Sounded like a diversion of more hours than we were willing to spare, so we skipped it this time. But we did stop in San Marcos.
First for a look at the Hays County Courthouse, which is a fine old building with a statue of John Coffee Hays outside, whom the Handbook of Texas Online calls a “Texas Ranger extraordinary.” South Texas sculptor Jason Scull did the bronze.
Not far away is the San Marcos City Cemetery. According to the Heritage Association of San Marcos, the cemetery replaced a smaller boneyard, with burials beginning in 1876. The city took ownership in the 20th century, as it retains today.
Though you climb a small hill at the entrance, most of the cemetery is level. Though not heavily wooded, the cemetery has trees to remind us that late February in central Texas is early spring.
There are some larger stones and some funerary art, but not a lot.
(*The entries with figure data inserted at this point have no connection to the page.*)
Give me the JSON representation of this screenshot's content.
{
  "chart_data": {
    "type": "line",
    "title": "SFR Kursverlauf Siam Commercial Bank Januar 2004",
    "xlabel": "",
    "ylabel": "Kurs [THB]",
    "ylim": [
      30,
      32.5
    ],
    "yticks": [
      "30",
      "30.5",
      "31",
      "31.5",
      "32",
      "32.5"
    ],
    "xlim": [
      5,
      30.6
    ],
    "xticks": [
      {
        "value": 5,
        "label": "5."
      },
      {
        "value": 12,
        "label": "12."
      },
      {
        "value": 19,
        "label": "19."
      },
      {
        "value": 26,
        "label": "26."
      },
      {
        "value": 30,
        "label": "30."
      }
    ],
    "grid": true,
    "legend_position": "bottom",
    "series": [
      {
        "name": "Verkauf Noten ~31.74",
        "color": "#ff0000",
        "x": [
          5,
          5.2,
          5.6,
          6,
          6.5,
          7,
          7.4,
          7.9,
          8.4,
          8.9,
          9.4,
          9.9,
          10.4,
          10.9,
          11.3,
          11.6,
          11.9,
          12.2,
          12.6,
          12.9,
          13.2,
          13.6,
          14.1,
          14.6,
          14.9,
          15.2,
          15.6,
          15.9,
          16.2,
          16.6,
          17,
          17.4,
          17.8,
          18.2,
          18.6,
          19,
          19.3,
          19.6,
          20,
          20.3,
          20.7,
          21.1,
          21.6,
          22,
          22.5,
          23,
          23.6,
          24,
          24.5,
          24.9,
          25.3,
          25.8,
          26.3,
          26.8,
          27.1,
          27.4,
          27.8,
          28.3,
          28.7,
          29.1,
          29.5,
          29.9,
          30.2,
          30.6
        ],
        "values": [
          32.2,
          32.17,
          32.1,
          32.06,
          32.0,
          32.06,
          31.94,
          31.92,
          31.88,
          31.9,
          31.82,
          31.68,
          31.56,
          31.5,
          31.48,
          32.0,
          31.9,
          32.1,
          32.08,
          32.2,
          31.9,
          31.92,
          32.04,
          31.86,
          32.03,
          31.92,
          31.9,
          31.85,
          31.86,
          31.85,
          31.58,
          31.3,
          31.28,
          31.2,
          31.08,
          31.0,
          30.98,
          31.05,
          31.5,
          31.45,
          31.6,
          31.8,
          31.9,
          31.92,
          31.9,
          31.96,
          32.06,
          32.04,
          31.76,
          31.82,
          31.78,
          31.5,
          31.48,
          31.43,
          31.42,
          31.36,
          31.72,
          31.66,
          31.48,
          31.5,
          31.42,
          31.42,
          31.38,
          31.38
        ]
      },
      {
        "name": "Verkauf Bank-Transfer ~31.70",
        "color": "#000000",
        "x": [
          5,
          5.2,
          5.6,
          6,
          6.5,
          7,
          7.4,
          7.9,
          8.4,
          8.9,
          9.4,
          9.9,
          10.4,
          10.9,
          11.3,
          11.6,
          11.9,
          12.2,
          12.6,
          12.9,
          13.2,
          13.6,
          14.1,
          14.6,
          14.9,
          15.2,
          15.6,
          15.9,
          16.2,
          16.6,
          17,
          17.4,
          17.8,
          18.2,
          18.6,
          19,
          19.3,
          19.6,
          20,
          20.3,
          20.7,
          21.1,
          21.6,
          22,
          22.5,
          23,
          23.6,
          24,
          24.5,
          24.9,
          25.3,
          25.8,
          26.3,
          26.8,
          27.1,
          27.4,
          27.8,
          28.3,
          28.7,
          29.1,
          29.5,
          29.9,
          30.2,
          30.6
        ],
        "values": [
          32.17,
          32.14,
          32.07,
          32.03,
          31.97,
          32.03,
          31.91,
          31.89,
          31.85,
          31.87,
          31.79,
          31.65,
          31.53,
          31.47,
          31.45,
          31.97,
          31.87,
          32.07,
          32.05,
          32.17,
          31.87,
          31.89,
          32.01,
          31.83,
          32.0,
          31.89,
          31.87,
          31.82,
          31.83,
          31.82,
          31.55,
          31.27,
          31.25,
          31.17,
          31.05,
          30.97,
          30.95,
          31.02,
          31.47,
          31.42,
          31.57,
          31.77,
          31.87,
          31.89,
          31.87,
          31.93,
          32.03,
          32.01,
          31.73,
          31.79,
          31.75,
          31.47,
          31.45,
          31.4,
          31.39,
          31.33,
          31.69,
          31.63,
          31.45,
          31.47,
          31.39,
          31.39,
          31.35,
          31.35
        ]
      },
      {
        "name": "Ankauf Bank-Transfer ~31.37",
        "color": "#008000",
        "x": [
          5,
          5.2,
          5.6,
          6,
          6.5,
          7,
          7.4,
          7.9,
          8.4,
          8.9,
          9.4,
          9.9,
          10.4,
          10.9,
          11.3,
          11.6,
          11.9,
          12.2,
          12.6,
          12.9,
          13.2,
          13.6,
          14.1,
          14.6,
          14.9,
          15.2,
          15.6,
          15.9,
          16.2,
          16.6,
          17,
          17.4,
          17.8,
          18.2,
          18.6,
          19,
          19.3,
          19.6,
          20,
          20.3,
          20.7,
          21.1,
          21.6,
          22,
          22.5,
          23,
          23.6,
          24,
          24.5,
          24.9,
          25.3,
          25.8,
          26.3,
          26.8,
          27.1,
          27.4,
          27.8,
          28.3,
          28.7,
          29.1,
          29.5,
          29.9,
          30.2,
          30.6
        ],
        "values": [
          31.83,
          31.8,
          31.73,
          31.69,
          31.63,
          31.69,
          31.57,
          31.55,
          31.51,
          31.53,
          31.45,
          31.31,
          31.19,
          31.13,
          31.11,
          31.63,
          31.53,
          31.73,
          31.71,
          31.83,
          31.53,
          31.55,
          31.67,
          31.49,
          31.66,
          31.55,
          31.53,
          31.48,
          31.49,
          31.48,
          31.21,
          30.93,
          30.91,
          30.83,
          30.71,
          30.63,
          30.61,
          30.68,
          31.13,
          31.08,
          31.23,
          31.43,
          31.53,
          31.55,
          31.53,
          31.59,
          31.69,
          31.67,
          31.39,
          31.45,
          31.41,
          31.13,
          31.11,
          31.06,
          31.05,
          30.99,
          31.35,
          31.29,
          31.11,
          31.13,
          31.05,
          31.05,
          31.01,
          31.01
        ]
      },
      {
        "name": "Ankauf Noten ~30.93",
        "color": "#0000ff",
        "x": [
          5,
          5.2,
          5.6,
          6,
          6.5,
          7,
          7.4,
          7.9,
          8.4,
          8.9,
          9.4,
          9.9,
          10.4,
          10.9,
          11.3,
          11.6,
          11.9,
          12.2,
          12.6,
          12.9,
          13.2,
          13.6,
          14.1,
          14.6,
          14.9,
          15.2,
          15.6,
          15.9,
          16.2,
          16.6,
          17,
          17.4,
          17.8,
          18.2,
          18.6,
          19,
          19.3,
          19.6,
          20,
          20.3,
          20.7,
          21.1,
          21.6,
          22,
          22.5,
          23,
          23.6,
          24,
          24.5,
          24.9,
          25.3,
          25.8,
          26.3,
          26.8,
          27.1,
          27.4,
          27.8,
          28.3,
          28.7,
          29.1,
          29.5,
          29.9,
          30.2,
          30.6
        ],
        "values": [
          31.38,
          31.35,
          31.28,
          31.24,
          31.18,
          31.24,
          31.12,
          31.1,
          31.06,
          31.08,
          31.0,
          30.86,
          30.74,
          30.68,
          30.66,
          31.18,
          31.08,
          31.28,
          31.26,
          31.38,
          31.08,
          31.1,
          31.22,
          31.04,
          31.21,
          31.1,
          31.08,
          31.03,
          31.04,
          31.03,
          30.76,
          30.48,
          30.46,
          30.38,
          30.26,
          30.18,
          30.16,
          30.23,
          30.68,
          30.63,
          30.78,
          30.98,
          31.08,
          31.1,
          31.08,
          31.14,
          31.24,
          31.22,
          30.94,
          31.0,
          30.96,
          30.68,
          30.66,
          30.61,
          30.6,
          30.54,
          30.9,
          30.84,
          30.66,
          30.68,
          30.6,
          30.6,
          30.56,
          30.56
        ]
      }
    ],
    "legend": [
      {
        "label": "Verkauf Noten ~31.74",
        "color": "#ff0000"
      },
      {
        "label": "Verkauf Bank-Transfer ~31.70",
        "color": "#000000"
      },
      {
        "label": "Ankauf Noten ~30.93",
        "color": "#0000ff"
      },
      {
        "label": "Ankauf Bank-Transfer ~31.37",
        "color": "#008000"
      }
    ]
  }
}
As Jay pointed out, ready money in 19th-century San Marcos — when such art was more likely to be erected — was in short supply, at least compared with a place like New York, home of Green-Wood and Woodlawn, or even old Charleston.
Still, there are some more ornate markers, such as the draped obelisk of Z. T. Cliett (1847-1892).
Or the stone of Dr. P. C. Woods (1820-1898).
A nearby Texas Historical Commission marker says that Dr. Woods came to Texas from Tennessee, as so many did (T for Texas, T for Tennessee). Commanding the 32nd Texas Cavalry Regiment during the war, he patrolled the border with Mexico and the Gulf coast against possible Union attack, and fought in Louisiana, where he “received an arm injury which impaired him for the rest of his life.” That didn’t keep him from being a farmer and doctor in postbellum Texas, however.
Thomas Reuben Fourqurean (1842-1925) (interesting name) had a metal marker to denote his service to the CSA, of the kind that’s easy to find in older Southern cemeteries.
Another marker — local, not state — tells the story of Ann B. Caldwell (1800-65), who was reinterred here in the 1870s from an earlier San Marcos cemetery.
In life, she had been among Stephen F. Austin’s colonists and then an early settler in Hays County.
The cemetery’s old enough to include weather-worn stones whose names have been lost to time.
Everyone’s stones will eventually disappear in the fullness of deep time, of course. These stones simply have a head start on the others.